The closing of the year is designed for reflection. THNK facilitator Miranda Berkhof believes reflection is the best tool for leadership development. “If you raise your awareness, you have more choices. If you have more choices on how you show up and interact with people, it allows you to make the most of your life.”
The practice of reflection involves contemplating your feelings, thoughts, actions, and needs without judgment. It requires honesty to learn from what worked, what didn’t, and more importantly: why? “Why” helps you to pinpoint what you could do differently going forward. Reflection takes courage. It is the basis of self-awareness, the foundation upon which other leadership practices are developed.
We sat down with Miranda to discuss her reflection practice and the impact it has had on her life and work.
How can people create their own practice of reflection?
“You can build a rhythm of reflection based around a range of questions. You can look back at the past and ask, what did I learn from this year? You can reflect forward, what does success look like in the coming year? You can also reflect on the now, what do I feel and what do I need in this moment?. Very often questions will rise to the surface on their own, but in the middle of a busy day, we often suppress or overlook them.

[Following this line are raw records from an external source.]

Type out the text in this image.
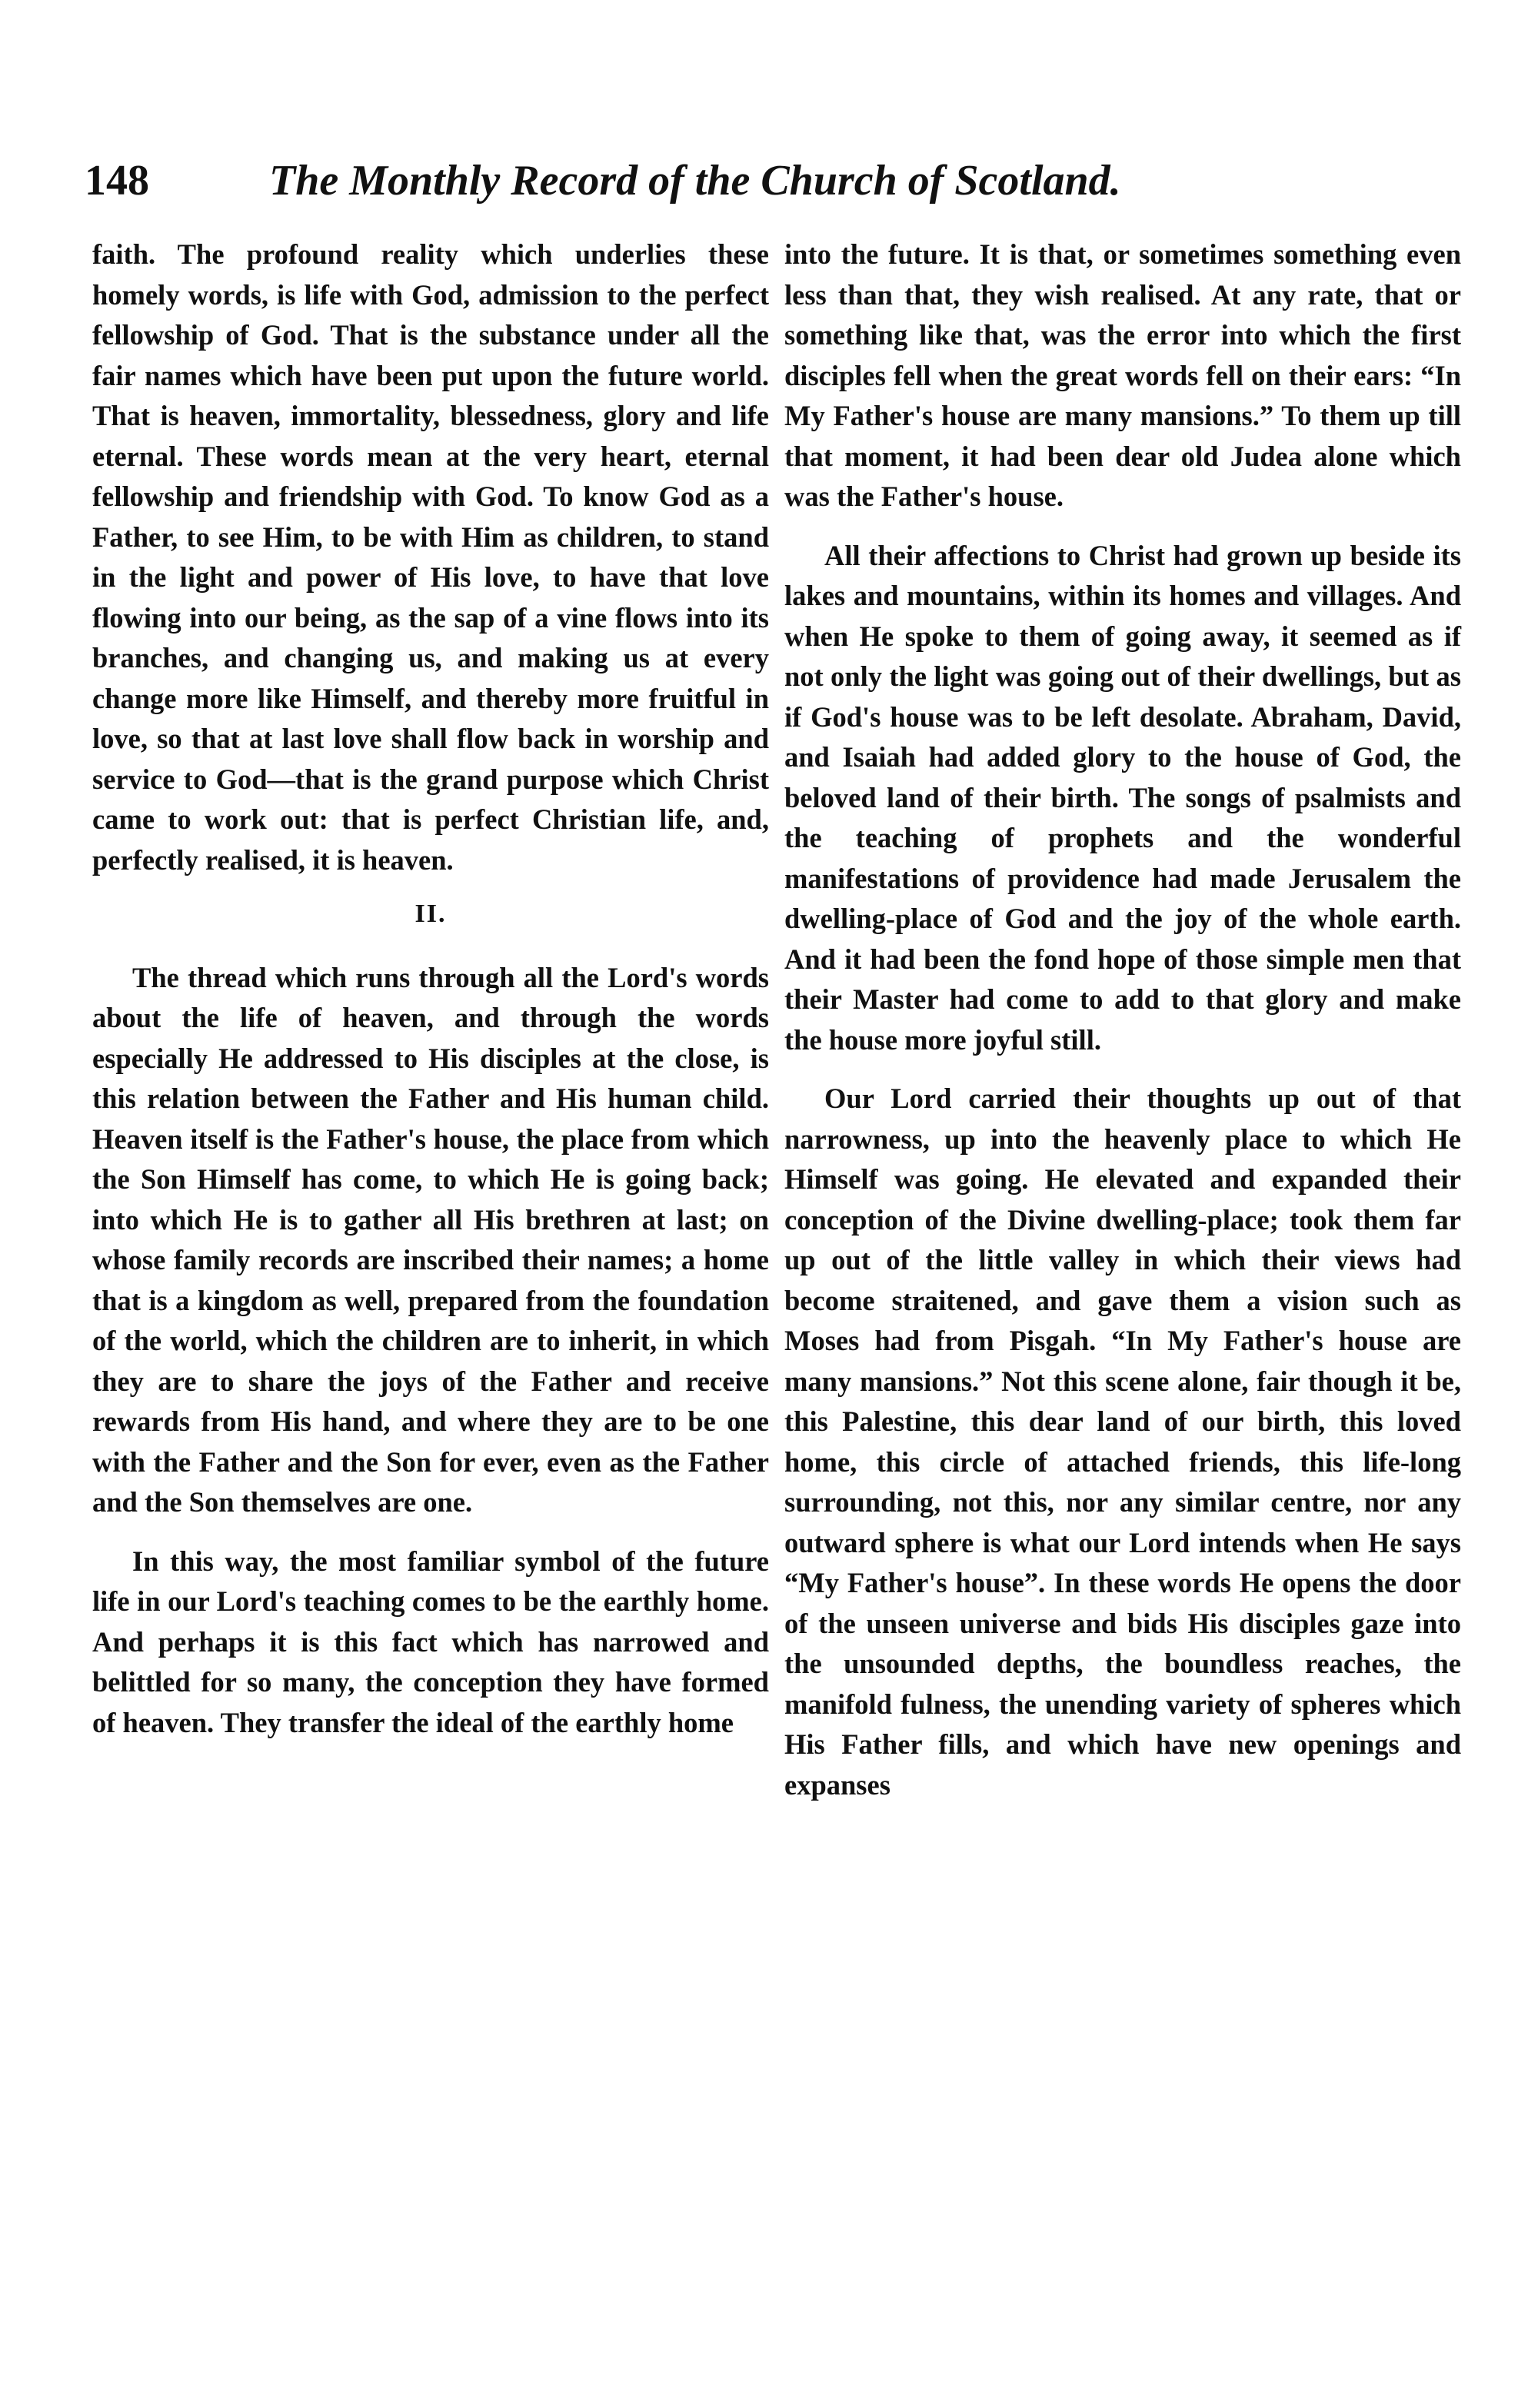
148	The Monthly Record of the Church of Scotland.

faith. The profound reality which underlies these homely words, is life with God, admission to the perfect fellowship of God. That is the substance under all the fair names which have been put upon the future world. That is heaven, immortality, blessedness, glory and life eternal. These words mean at the very heart, eternal fellowship and friendship with God. To know God as a Father, to see Him, to be with Him as children, to stand in the light and power of His love, to have that love flowing into our being, as the sap of a vine flows into its branches, and changing us, and making us at every change more like Himself, and thereby more fruitful in love, so that at last love shall flow back in worship and service to God—that is the grand purpose which Christ came to work out: that is perfect Christian life, and, perfectly realised, it is heaven.

II.

The thread which runs through all the Lord's words about the life of heaven, and through the words especially He addressed to His disciples at the close, is this relation between the Father and His human child. Heaven itself is the Father's house, the place from which the Son Himself has come, to which He is going back; into which He is to gather all His brethren at last; on whose family records are inscribed their names; a home that is a kingdom as well, prepared from the foundation of the world, which the children are to inherit, in which they are to share the joys of the Father and receive rewards from His hand, and where they are to be one with the Father and the Son for ever, even as the Father and the Son themselves are one.

In this way, the most familiar symbol of the future life in our Lord's teaching comes to be the earthly home. And perhaps it is this fact which has narrowed and belittled for so many, the conception they have formed of heaven. They transfer the ideal of the earthly home

into the future. It is that, or sometimes something even less than that, they wish realised. At any rate, that or something like that, was the error into which the first disciples fell when the great words fell on their ears: “In My Father's house are many mansions.” To them up till that moment, it had been dear old Judea alone which was the Father's house.

All their affections to Christ had grown up beside its lakes and mountains, within its homes and villages. And when He spoke to them of going away, it seemed as if not only the light was going out of their dwellings, but as if God's house was to be left desolate. Abraham, David, and Isaiah had added glory to the house of God, the beloved land of their birth. The songs of psalmists and the teaching of prophets and the wonderful manifestations of providence had made Jerusalem the dwelling-place of God and the joy of the whole earth. And it had been the fond hope of those simple men that their Master had come to add to that glory and make the house more joyful still.

Our Lord carried their thoughts up out of that narrowness, up into the heavenly place to which He Himself was going. He elevated and expanded their conception of the Divine dwelling-place; took them far up out of the little valley in which their views had become straitened, and gave them a vision such as Moses had from Pisgah. “In My Father's house are many mansions.” Not this scene alone, fair though it be, this Palestine, this dear land of our birth, this loved home, this circle of attached friends, this life-long surrounding, not this, nor any similar centre, nor any outward sphere is what our Lord intends when He says “My Father's house”. In these words He opens the door of the unseen universe and bids His disciples gaze into the unsounded depths, the boundless reaches, the manifold fulness, the unending variety of spheres which His Father fills, and which have new openings and expanses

The trick is to listen, to listen to your gut – not always to your busy mind.”
What moments are most effective for reflection?
“Set aside time and put it in your calendar. I started with a yearly reflection which established an annual rhythm. At my work, we had roadmaps of three months. Every quarter we had a reflection moment with the team looking forward and backwards. This included questions like “Where are we now? Are we happy with this direction?
That was a helpful new rhythm, but a quarter is a long time, so I decided to increase the frequency. I thought of questions I could ask myself each week to increase my impact. For example: What was going to matter most in the week ahead? What should I make time for?
Now I start every morning with a question about my intention for the day. What’s the experience I want to have today? And what do I want others to experience when they interact with me?
I kept adding new frequencies to my rhythm of reflection. As I did that, new questions arose. That’s how you move from being unconsciously incapable to consciously incapable and then over time, to consciously capable and finally, unconsciously capable.”
Do you sit with the question and see what comes up or do you actively think this question through?
“I actively think things through. When I started with my reflection rhythm, the annual check-in was on my birthday. I took a full day to reflect on the past year, and what I wanted to happen in the next year. I designed the day to include things that were fun, active, and reflective, such as having a conversation with someone who is meaningful to me. An annual reflection can take a day or longer, but a daily reflection can be just five minutes while you’re brushing your teeth. The time it takes is usually connected to the period you are reflecting on, or another way of saying this is the frequency of reflection.”
What impact has this practice had on your life?
“My life is much more fun! That’s because it’s more intentional. There are more milestones to mark. This practice has also given me a lot of confidence and security. I will check in with myself to ask: How am I doing? How am I feeling? It gives me a sense of safety in that I can reflect and make different choices in the moment and the moments to come. With this practice, and a rhythm for reflection, I make the most of each day of my life.”